Can someone clarify?
The transition matrix should be interpreted as
$$P(x,y) = \mathbf P\left( \text{end next day with $y$ units, having ended today with $x$ units}\right).$$
Note that this is different to the interpretation you gave of "ending the day with $y$, having started that day with $x$", because of the fact that we re-stock in the morning.
The 2,3 strategy In this case it does not matter how many units there were the night before, because we always restock to have $3$ units the next morning. This is why the rows of this matrix are constant. Note that in your original interpretation it would be the case that $P(x,y) = 0$ for all $x \neq 3$, since we know that we start the morning with $3$ units.
The 1,3 strategy If in this case $x = 0,1,3$ then as above this means that we would start the next morning with $3$ units. Hence these rows in the matrix are the same as before.
Now in the case that we end the previous evening with $x = 2$ then we do not restock. So we have to look at what this means for our likely sales.
The important assumption that Durrett is implicitly making is: the number of units we have to sell, does not impact the purchasers desire to buy. I.e. having fewer units does not mean that fewer people will try to buy one.
So, given that we have $x = 2$ units the evening before (and hence at the start of the next day), the probability that we end the day with $2$ units is the probability of sellin no units, which is the same as if we had three units. i.e $P(2,2) = 0.3$.
The probability that we end the day with $1$ unit is the probability that we sell $1$ unit (of $2$) and so $P(2,1) = 0.4$.
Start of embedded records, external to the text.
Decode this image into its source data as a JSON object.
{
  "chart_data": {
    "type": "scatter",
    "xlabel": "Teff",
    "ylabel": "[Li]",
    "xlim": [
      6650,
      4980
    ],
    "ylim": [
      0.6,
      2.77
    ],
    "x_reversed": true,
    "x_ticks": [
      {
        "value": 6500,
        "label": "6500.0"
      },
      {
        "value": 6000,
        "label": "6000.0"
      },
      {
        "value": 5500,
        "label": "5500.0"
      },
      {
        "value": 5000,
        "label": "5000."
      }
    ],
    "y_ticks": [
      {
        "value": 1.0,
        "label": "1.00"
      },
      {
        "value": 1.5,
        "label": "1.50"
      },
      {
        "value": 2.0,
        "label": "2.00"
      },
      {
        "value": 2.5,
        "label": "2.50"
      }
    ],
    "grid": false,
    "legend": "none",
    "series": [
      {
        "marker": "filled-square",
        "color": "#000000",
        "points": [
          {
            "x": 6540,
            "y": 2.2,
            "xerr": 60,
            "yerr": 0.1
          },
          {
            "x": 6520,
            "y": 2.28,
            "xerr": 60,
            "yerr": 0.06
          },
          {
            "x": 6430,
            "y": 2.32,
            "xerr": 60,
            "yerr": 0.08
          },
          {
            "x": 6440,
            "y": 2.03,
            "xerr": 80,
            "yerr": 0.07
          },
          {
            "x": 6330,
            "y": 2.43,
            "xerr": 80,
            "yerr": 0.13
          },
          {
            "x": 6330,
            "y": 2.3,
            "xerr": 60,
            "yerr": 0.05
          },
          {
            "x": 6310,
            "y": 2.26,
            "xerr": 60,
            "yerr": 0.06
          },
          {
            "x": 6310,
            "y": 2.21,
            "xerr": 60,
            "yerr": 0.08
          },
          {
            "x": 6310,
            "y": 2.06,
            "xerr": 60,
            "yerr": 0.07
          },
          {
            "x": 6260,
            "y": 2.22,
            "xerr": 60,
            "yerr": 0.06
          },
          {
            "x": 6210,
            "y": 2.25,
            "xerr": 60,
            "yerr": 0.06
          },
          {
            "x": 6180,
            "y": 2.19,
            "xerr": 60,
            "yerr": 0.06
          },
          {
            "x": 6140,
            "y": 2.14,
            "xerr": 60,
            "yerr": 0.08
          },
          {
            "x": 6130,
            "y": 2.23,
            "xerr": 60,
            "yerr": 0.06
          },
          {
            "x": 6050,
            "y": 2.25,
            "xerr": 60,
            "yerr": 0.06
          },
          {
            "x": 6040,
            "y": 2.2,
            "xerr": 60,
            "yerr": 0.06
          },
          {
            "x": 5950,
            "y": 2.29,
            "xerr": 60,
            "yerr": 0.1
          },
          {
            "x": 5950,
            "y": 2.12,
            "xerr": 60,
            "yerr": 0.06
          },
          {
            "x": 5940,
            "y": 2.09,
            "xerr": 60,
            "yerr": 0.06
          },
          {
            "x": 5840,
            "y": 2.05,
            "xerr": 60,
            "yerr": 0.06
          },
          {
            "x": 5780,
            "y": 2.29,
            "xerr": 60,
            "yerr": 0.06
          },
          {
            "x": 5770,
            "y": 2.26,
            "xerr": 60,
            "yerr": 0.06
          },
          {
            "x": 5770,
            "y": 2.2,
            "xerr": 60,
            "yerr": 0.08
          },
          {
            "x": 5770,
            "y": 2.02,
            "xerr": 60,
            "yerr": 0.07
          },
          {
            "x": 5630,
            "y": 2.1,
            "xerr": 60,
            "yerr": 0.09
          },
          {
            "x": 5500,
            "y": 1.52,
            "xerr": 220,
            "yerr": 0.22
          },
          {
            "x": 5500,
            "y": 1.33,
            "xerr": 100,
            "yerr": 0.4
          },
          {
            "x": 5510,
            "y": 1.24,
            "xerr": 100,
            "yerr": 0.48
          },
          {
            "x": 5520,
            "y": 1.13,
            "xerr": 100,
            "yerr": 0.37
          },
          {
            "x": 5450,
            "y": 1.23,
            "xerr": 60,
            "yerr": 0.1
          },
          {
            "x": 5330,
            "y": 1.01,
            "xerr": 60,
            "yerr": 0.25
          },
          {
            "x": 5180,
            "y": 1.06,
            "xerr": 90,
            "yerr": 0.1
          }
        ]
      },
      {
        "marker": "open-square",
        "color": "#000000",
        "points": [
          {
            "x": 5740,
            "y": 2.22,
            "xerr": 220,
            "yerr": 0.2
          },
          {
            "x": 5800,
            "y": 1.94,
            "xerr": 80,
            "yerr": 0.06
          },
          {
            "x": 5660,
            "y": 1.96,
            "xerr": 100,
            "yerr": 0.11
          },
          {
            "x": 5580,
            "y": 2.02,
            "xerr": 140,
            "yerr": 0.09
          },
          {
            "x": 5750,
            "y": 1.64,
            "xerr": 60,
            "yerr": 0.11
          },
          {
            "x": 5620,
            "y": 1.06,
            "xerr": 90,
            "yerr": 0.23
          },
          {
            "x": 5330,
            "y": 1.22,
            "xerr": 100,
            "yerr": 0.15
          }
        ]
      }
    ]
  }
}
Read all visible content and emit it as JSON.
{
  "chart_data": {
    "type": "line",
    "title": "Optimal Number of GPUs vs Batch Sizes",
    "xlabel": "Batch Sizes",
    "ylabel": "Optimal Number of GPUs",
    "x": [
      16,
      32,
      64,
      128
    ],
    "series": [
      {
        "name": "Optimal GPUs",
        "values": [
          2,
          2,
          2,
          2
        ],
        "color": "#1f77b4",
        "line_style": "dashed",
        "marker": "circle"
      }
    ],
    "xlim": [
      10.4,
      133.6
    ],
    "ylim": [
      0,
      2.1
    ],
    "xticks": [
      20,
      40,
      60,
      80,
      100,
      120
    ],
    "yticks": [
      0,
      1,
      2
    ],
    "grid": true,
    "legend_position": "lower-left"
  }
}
Finally the probability that we end the day with $0$ units is the probability that we sell $2$. This is the same as the probability that two or more people want to buy a unit: it is not the probability that exactly two people want to buy a unit. As such it is the same as the probability that if we had 3 units we would sell two of them, plus the probability that we would have sold three. In this case, if we had only two units to sell somebody walks away without one. Hence $P(2,0) = 0.2 + 0.1 = 0.3$.
Finally it is hopefully clear that $P(2,3) = 0$ since we only have two units.
Combining these, we obtain the matrix proposed by Durrett.